Partner Dominic Fairclough and associate Amy Anderson in the personal injury and clinical negligence team recently acted for ‘Mr L’ in a successful clinical negligence claim against Ashford & St Peter’s Hospitals NHS Foundation Trust, achieving an out-of-court settlement of £115,000.
Mr L brought a claim against the Trust for compensation after receiving an incorrect diagnosis of adenocarcinoma following a prostate biopsy. After carrying out a serious incident investigation, the Trust discovered that human error had led to Mr L’s biopsy sample being mislabelled in the lab. This meant that another patient’s biopsy sample had been attributed Mr L, resulting in the misdiagnosis. Tragically, the negligence only came to light after Mr L had undergone irreversible prostate removal surgery.
Mr L’s claim for damages included a significant sum for his injuries, reflecting the pain, suffering and loss of amenity caused by the negligence.

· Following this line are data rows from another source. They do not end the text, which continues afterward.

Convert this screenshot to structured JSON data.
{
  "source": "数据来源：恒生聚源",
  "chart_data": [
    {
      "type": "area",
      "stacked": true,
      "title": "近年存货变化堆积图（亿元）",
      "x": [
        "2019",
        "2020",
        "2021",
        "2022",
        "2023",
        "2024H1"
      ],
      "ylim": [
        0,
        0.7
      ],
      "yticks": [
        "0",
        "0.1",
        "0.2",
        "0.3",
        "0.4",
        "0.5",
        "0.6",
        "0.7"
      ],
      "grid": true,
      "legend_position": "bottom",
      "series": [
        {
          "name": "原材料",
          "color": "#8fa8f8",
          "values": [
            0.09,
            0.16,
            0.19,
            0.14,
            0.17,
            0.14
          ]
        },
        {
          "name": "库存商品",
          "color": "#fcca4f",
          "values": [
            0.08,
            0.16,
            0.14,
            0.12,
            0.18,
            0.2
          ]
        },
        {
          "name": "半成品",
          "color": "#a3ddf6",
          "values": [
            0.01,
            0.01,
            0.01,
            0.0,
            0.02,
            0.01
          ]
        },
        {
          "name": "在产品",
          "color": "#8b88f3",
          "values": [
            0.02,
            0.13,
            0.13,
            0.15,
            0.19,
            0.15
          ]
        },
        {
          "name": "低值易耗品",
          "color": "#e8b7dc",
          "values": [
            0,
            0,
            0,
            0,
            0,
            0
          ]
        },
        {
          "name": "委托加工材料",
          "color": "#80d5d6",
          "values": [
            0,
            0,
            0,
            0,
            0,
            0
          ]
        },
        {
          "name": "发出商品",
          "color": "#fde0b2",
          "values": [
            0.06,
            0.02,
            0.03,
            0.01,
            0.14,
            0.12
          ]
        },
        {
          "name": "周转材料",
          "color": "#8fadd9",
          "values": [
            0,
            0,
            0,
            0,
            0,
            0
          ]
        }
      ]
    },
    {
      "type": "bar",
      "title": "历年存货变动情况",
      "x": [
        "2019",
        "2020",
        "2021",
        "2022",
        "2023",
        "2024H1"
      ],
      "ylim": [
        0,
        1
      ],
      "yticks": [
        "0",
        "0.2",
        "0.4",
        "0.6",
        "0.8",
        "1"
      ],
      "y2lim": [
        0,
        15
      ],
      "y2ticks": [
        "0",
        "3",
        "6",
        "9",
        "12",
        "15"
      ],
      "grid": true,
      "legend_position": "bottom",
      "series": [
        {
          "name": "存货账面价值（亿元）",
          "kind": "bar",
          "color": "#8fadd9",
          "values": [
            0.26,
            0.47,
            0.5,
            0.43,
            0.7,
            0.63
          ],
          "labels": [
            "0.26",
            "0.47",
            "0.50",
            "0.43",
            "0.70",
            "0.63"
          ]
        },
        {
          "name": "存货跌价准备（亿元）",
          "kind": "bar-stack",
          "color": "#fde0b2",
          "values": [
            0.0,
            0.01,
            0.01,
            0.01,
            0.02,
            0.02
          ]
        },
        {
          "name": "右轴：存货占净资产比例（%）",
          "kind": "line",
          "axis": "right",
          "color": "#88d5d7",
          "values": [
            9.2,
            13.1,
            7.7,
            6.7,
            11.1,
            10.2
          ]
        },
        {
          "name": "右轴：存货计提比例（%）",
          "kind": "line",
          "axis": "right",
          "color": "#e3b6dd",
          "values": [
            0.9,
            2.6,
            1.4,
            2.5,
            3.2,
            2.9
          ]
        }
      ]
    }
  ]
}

Not only did Mr L undergo unnecessary surgery, unfortunately, the irreversible prostatectomy also caused a range of physical symptoms, which Mr L has since had to endure.
Unsurprisingly, the negligent treatment also had a psychological impact on Mr L and the expert evidence obtained uncovered a psychiatric injury, in respect of which Mr L was entitled to seek a separate award of damages.
As well as seeking compensation for his injuries, Mr L was entitled to claim for financial losses suffered as a result of the negligent treatment. Of note, Mr L is registered deaf and felt strongly about advancing a claim for the British Sign Language interpreting costs he will incur when having the therapy sessions recommended for him moving forward. It is hoped that the recommended therapy will assist Mr L in coming to terms with the life-altering injuries he has suffered as a result of negligence.
The Trust admits liability
Ashford & St Peter’s Hospitals NHS Foundation Trust issued an early admission of liability in relation to Mr L’s claim, as well as an apology for the failings in the care that he received. The Trust admitted that there was no clinical reason for Mr L to undergo a prostatectomy based on his true biopsy results.